Re: Crucial M4 SSD failure

Postposted on Fri Oct 04, 2013 12:15 pm

No they do not. At least not publicly available.
My subscription allows you people to exist on this site and makes me a better human being than you'll ever be
JohnC
Gerbil Jedi
Gold subscriber
 
 
Posts: 1881
Joined: Fri Jan 28, 2011 2:08 pm
Location: NY/NJ/FL

Re: Crucial M4 SSD failure

Postposted on Fri Oct 04, 2013 3:09 pm

I wonder if they'll shed some light on those fields and what they mean if you contact their tech support. Corsair was terrible in my experiences with them but perhaps Crucial will be more forthcoming.
Z68XP-UD4 | 2700K @ 4.4 GHz | 16 GB | 770 | PCP&C Silencer 950 | XSPC RX360 | Heatkiller R3 | D5 + RP-452X2 | HAF 932 | 1 TB WD Black w/ SRT
Waco
Gerbil Elite
 
Posts: 744
Joined: Tue Jan 20, 2009 4:14 pm

Re: Crucial M4 SSD failure

Postposted on Fri Oct 04, 2013 3:53 pm

Well, they are not defined in the official documents (this is why SMART utilities also give a generic description to them):
http://www.micron.com/~/media/Documents ... ibutes.pdf
Most likely these are related to the amount of data written to the drive.
My subscription allows you people to exist on this site and makes me a better human being than you'll ever be
JohnC
Gerbil Jedi
Gold subscriber
 
 
Posts: 1881
Joined: Fri Jan 28, 2011 2:08 pm
Location: NY/NJ/FL

Re: Crucial M4 SSD failure

Postposted on Fri Dec 06, 2013 7:31 am

The amount of data written can be guesstimated from the (AD) value, 17 full cycles. Which is really low. Less than 1% of lifetime ( see the (CA) attribute).

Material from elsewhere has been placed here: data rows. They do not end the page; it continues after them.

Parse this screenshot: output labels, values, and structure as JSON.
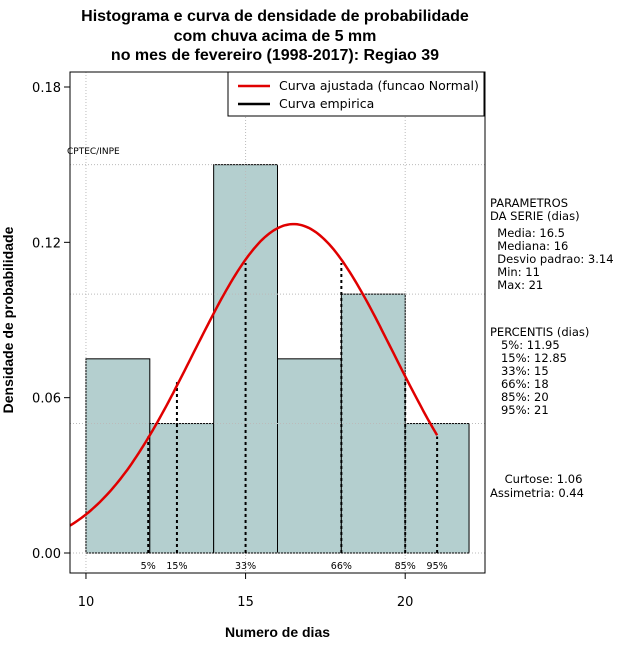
{
  "title_lines": [
    "Histograma e curva de densidade de probabilidade",
    "com chuva acima de 5 mm",
    "no mes de fevereiro (1998-2017): Regiao 39"
  ],
  "watermark": "CPTEC/INPE",
  "colors": {
    "bars": "#b4cfcf",
    "normal_curve": "#e00000",
    "grid": "#bbbbbb"
  },
  "chart_data": {
    "type": "bar",
    "title": "Histograma e curva de densidade de probabilidade com chuva acima de 5 mm no mes de fevereiro (1998-2017): Regiao 39",
    "xlabel": "Numero de dias",
    "ylabel": "Densidade de probabilidade",
    "xlim": [
      9.5,
      22.5
    ],
    "ylim": [
      0,
      0.18
    ],
    "x_ticks": [
      10,
      15,
      20
    ],
    "y_ticks": [
      0.0,
      0.06,
      0.12,
      0.18
    ],
    "y_tick_labels": [
      "0.00",
      "0.06",
      "0.12",
      "0.18"
    ],
    "grid": true,
    "bins": [
      {
        "x0": 10,
        "x1": 12,
        "density": 0.075
      },
      {
        "x0": 12,
        "x1": 14,
        "density": 0.05
      },
      {
        "x0": 14,
        "x1": 16,
        "density": 0.15
      },
      {
        "x0": 16,
        "x1": 18,
        "density": 0.075
      },
      {
        "x0": 18,
        "x1": 20,
        "density": 0.1
      },
      {
        "x0": 20,
        "x1": 22,
        "density": 0.05
      }
    ],
    "normal_curve": {
      "name": "Curva ajustada (funcao Normal)",
      "mean": 16.5,
      "sd": 3.14,
      "x_from": 9.5,
      "x_to": 21
    },
    "empirical_curve": {
      "name": "Curva empirica"
    },
    "percentile_lines": [
      {
        "label": "5%",
        "x": 11.95,
        "y": 0.045
      },
      {
        "label": "15%",
        "x": 12.85,
        "y": 0.066
      },
      {
        "label": "33%",
        "x": 15,
        "y": 0.112
      },
      {
        "label": "66%",
        "x": 18,
        "y": 0.112
      },
      {
        "label": "85%",
        "x": 20,
        "y": 0.067
      },
      {
        "label": "95%",
        "x": 21,
        "y": 0.045
      }
    ],
    "legend_position": "top-right"
  },
  "side_panel": {
    "params_header": "PARAMETROS\nDA SERIE (dias)",
    "params": [
      "  Media: 16.5",
      "  Mediana: 16",
      "  Desvio padrao: 3.14",
      "  Min: 11",
      "  Max: 21"
    ],
    "percentis_header": "PERCENTIS (dias)",
    "percentis": [
      "   5%: 11.95",
      "   15%: 12.85",
      "   33%: 15",
      "   66%: 18",
      "   85%: 20",
      "   95%: 21"
    ],
    "curtose": "    Curtose: 1.06",
    "assimetria": "Assimetria: 0.44"
  }
}
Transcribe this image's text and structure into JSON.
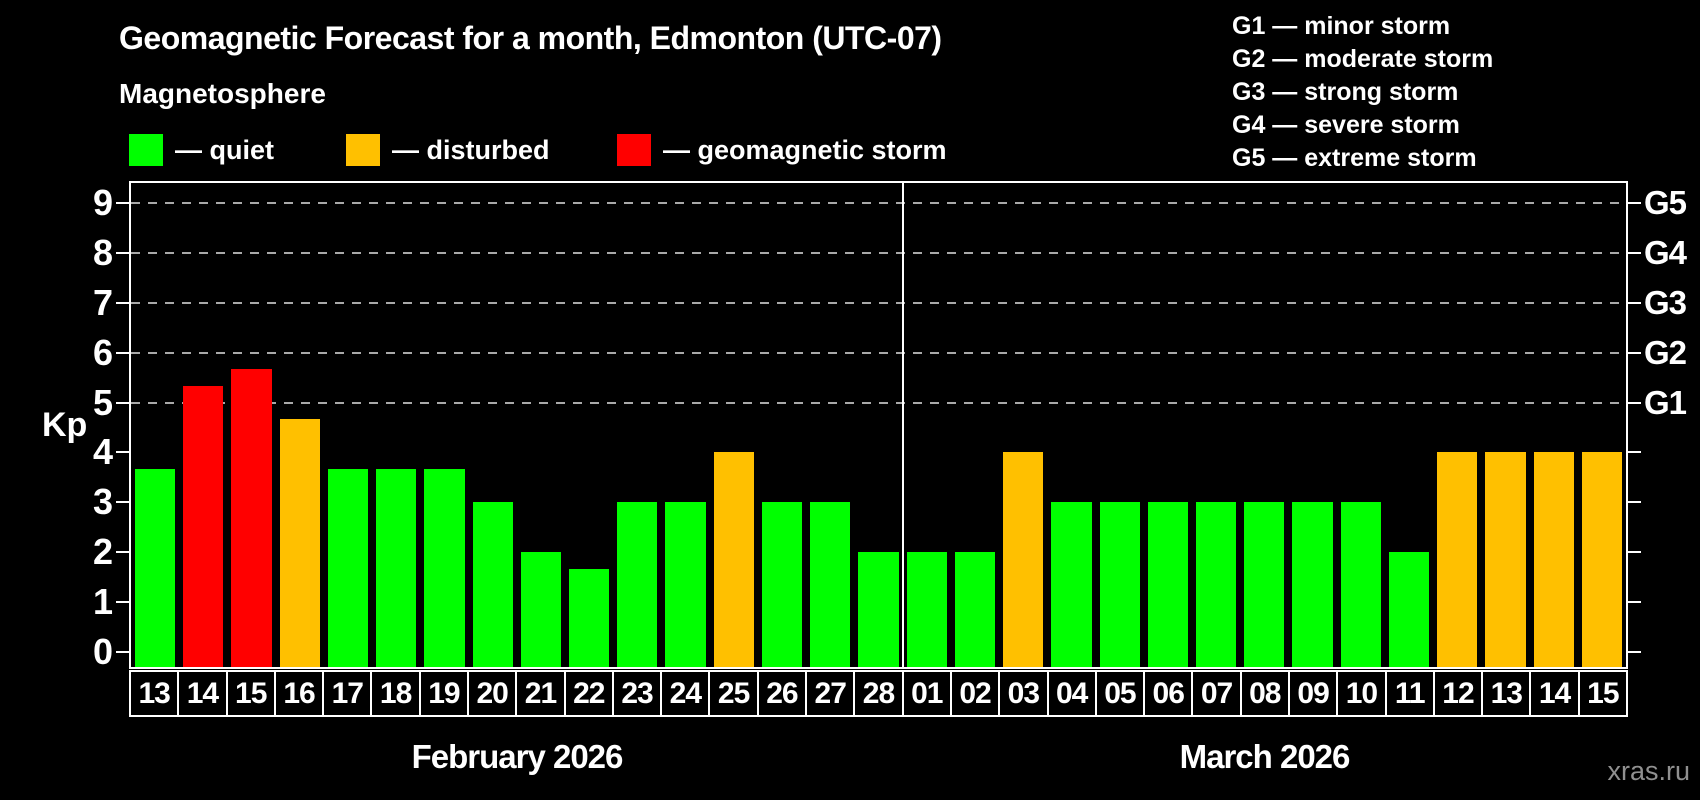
{
  "header": {
    "title": "Geomagnetic Forecast for a month, Edmonton (UTC-07)",
    "subtitle": "Magnetosphere"
  },
  "legend": {
    "items": [
      {
        "name": "quiet",
        "label": "— quiet",
        "color": "#00ff00"
      },
      {
        "name": "disturbed",
        "label": "— disturbed",
        "color": "#ffc000"
      },
      {
        "name": "storm",
        "label": "— geomagnetic storm",
        "color": "#ff0000"
      }
    ]
  },
  "storm_scale": {
    "items": [
      {
        "code": "G1",
        "label": "G1 — minor storm"
      },
      {
        "code": "G2",
        "label": "G2 — moderate storm"
      },
      {
        "code": "G3",
        "label": "G3 — strong storm"
      },
      {
        "code": "G4",
        "label": "G4 — severe storm"
      },
      {
        "code": "G5",
        "label": "G5 — extreme storm"
      }
    ]
  },
  "watermark": "xras.ru",
  "chart_data": {
    "type": "bar",
    "title": "Geomagnetic Forecast for a month, Edmonton (UTC-07)",
    "ylabel": "Kp",
    "ylim": [
      -0.3,
      9.4
    ],
    "grid": "dashed horizontal at Kp 5-9 only",
    "yticks_left": [
      0,
      1,
      2,
      3,
      4,
      5,
      6,
      7,
      8,
      9
    ],
    "gridlines": [
      5,
      6,
      7,
      8,
      9
    ],
    "right_axis": [
      {
        "kp": 5,
        "label": "G1"
      },
      {
        "kp": 6,
        "label": "G2"
      },
      {
        "kp": 7,
        "label": "G3"
      },
      {
        "kp": 8,
        "label": "G4"
      },
      {
        "kp": 9,
        "label": "G5"
      }
    ],
    "status_colors": {
      "quiet": "#00ff00",
      "disturbed": "#ffc000",
      "storm": "#ff0000"
    },
    "months": [
      {
        "label": "February 2026",
        "days": [
          {
            "day": "13",
            "kp": 3.67,
            "status": "quiet"
          },
          {
            "day": "14",
            "kp": 5.33,
            "status": "storm"
          },
          {
            "day": "15",
            "kp": 5.67,
            "status": "storm"
          },
          {
            "day": "16",
            "kp": 4.67,
            "status": "disturbed"
          },
          {
            "day": "17",
            "kp": 3.67,
            "status": "quiet"
          },
          {
            "day": "18",
            "kp": 3.67,
            "status": "quiet"
          },
          {
            "day": "19",
            "kp": 3.67,
            "status": "quiet"
          },
          {
            "day": "20",
            "kp": 3,
            "status": "quiet"
          },
          {
            "day": "21",
            "kp": 2,
            "status": "quiet"
          },
          {
            "day": "22",
            "kp": 1.67,
            "status": "quiet"
          },
          {
            "day": "23",
            "kp": 3,
            "status": "quiet"
          },
          {
            "day": "24",
            "kp": 3,
            "status": "quiet"
          },
          {
            "day": "25",
            "kp": 4,
            "status": "disturbed"
          },
          {
            "day": "26",
            "kp": 3,
            "status": "quiet"
          },
          {
            "day": "27",
            "kp": 3,
            "status": "quiet"
          },
          {
            "day": "28",
            "kp": 2,
            "status": "quiet"
          }
        ]
      },
      {
        "label": "March 2026",
        "days": [
          {
            "day": "01",
            "kp": 2,
            "status": "quiet"
          },
          {
            "day": "02",
            "kp": 2,
            "status": "quiet"
          },
          {
            "day": "03",
            "kp": 4,
            "status": "disturbed"
          },
          {
            "day": "04",
            "kp": 3,
            "status": "quiet"
          },
          {
            "day": "05",
            "kp": 3,
            "status": "quiet"
          },
          {
            "day": "06",
            "kp": 3,
            "status": "quiet"
          },
          {
            "day": "07",
            "kp": 3,
            "status": "quiet"
          },
          {
            "day": "08",
            "kp": 3,
            "status": "quiet"
          },
          {
            "day": "09",
            "kp": 3,
            "status": "quiet"
          },
          {
            "day": "10",
            "kp": 3,
            "status": "quiet"
          },
          {
            "day": "11",
            "kp": 2,
            "status": "quiet"
          },
          {
            "day": "12",
            "kp": 4,
            "status": "disturbed"
          },
          {
            "day": "13",
            "kp": 4,
            "status": "disturbed"
          },
          {
            "day": "14",
            "kp": 4,
            "status": "disturbed"
          },
          {
            "day": "15",
            "kp": 4,
            "status": "disturbed"
          }
        ]
      }
    ]
  }
}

What I find useful about the screenshot is the (05) attribute. There were 8192 reallocated sectors, which is a nice round power of 2. Apparently there are 8192 overprovisioned blocks available for reallocation, the drive exhausted them all and now it cannot reallocate the 8193th faulty block. It still works, but cannot read/use the faulty one.

I'm no expert, but my guess would be one of the chips died catastrophically (at least a part of it) and the drive ate up the overprovisioned blocks, probably in one go.
jurc11
Gerbil In Training
 
Posts: 4
Joined: Fri Dec 06, 2013 7:21 am

Re: Crucial M4 SSD failure

Postposted on Fri Dec 06, 2013 7:52 am

Sounds like file system corruption to me.

Are you overclocking the original system by chance?
Ivy Bridge i5-3570K@4.0Ghz, Gigabyte Z77X-UD3H, 2x4GiB of PC-12800, EVGA 660Ti, Corsair CX-600 and Fractal Refined R4 (W). Kentsfield Q6600@3Ghz, HD 4850 2x2GiB PC2-6400, Gigabyte EP45-DS4P, OCZ Modstream 700W, and PC-7B.
Krogoth
Maximum Gerbil
Silver subscriber
 
 
Posts: 4402
Joined: Tue Apr 15, 2003 3:20 pm
Location: somewhere on Core Prime

Re: Crucial M4 SSD failure

Postposted on Fri Dec 06, 2013 10:41 am

jurc11 wrote:What I find useful about the screenshot is the (05) attribute. There were 8192 reallocated sectors, which is a nice round power of 2. Apparently there are 8192 overprovisioned blocks available for reallocation, the drive exhausted them all and now it cannot reallocate the 8193th faulty block. It still works, but cannot read/use the faulty one.


Or it means that the drive has failed one bad flash page (4KB) and relocated it and is reporting how many 512 byte sectors it moved when it did that.

Assuming that the drive hasn't had anything done to it, the SMART values are a little odd. If it suffered from a read failure due to a bad flash block, there should be a non-zero pending sector count as the drive should be waiting for the next write of data to the failed sectors to relocate them. Of course that assumes that it behaves, from a SMART perspective, similar to a mechanical drive. No guarantees there of course.

Patrick M
SecretSquirrel
Gerbil Jedi
Gold subscriber
 
 
Posts: 1698
Joined: Tue Jan 01, 2002 7:00 pm
Location: The Colony, TX (Dallas suburb)

Re: Crucial M4 SSD failure

Postposted on Fri Dec 06, 2013 10:48 am

SecretSquirrel wrote:Or it means that the drive has failed one bad flash page (4KB) and relocated it and is reporting how many 512 byte sectors it moved when it did that.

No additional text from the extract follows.